The number of young athletes who have been diagnosed with exertional heat illness has been increasing over the past decade. Between 2018 and 2022, at least 11 football players died of heat stroke. As a matter of fact, some teams in the southwestern United States were forced to schedule practices and games at night, early in the morning, or at cooler locations such as in the mountains or on the coast. In the southwest this summer, temperatures rarely dropped below 110 degrees Fahrenheit.

Ironically, certain medications used to treat depression and attention deficit hyperactivity disorder (ADHD), which are already on the rise – and, arguably in part due to increasing anxiety among the population about a climate-changed future – can make one more prone to heat-related illness.

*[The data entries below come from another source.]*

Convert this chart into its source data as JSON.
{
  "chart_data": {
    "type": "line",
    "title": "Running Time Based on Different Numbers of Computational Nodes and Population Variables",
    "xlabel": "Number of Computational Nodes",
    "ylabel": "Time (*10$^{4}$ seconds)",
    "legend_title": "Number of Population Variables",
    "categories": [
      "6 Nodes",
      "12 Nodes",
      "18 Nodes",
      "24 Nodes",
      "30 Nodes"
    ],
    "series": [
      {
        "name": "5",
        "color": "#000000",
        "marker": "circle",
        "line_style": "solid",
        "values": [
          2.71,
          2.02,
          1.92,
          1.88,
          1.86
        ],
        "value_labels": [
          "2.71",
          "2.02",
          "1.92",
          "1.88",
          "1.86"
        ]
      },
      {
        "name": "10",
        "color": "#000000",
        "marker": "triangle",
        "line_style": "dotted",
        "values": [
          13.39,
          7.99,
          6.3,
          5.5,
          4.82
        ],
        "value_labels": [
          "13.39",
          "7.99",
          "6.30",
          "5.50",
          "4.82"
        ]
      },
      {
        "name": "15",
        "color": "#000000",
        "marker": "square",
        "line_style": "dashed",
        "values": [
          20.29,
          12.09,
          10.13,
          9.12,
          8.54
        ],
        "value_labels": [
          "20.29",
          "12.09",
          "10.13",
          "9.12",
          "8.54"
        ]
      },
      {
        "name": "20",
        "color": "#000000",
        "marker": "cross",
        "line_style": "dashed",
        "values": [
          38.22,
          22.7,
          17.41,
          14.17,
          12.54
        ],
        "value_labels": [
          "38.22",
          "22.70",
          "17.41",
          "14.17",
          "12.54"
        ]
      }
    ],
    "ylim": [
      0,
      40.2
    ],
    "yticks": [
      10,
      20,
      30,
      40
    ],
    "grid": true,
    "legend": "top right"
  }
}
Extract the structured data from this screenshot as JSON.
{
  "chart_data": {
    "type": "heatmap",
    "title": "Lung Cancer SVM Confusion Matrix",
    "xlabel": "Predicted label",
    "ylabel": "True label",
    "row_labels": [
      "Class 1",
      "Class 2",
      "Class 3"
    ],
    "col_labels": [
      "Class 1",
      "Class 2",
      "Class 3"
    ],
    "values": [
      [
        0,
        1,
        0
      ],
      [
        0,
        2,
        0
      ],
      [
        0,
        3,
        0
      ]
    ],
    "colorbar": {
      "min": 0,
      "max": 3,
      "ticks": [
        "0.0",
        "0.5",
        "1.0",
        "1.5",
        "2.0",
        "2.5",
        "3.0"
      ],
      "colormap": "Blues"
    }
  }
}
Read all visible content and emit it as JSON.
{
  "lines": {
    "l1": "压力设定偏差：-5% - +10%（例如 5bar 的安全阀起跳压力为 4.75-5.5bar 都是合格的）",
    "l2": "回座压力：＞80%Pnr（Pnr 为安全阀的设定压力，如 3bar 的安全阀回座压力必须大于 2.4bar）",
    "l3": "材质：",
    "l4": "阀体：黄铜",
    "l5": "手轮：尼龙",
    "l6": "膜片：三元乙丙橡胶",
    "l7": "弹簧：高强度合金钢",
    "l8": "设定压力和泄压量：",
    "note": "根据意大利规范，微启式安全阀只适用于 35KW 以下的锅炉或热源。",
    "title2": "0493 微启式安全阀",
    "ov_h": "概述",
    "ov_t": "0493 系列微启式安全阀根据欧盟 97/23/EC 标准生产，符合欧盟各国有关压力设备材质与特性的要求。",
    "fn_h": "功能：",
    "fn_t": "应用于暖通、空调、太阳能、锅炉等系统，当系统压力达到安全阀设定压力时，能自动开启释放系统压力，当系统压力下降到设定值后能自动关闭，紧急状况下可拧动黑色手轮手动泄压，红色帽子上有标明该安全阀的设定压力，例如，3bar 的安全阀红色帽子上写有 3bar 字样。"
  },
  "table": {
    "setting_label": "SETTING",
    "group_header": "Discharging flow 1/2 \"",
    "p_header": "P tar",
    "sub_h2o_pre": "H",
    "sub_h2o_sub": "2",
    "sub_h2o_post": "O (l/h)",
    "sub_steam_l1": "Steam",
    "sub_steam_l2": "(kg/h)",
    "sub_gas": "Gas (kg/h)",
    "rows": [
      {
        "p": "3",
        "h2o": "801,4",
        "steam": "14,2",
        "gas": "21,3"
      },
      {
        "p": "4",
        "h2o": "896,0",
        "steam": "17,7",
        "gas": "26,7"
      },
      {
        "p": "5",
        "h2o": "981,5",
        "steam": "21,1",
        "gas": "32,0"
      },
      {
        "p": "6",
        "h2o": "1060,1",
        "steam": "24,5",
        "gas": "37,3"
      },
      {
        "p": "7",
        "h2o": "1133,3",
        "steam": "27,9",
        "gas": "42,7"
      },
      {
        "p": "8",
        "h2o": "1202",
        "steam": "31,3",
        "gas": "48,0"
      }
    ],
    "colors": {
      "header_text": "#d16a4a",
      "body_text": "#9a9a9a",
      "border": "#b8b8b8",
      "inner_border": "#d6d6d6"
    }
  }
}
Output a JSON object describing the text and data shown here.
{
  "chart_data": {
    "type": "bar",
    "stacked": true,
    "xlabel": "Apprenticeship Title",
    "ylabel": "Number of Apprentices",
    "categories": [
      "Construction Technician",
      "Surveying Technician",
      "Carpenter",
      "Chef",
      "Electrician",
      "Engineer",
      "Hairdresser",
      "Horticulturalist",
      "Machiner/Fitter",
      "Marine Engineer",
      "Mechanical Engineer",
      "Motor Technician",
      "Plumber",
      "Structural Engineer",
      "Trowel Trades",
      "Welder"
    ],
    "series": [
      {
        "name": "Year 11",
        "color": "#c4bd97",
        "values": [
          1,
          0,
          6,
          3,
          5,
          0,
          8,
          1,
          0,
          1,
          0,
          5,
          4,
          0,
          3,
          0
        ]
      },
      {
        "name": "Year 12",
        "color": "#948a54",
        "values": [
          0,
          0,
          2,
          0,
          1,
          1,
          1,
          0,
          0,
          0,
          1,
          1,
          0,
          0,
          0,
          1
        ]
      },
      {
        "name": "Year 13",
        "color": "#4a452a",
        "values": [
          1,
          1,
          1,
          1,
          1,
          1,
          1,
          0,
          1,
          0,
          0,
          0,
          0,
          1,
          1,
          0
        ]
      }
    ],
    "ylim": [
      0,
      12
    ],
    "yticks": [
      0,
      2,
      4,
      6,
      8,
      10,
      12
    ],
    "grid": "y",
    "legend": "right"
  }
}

The effect of these alterations in a football player’s life can be significant. Ruth Engel, who studies microclimates at UCLA, explains: “Imagine, if you live in a place that doesn’t have air conditioning, you don’t have sufficient shade to keep you cool on your walk to school, and then your school doesn’t have air conditioning either. By the time you have to go play football, you’ve never had a chance to cool down.”

We are all in the climate crisis together. Sometimes it’s a big event like a deadly hurricane. Sometimes it picks us off one by one, like young football players.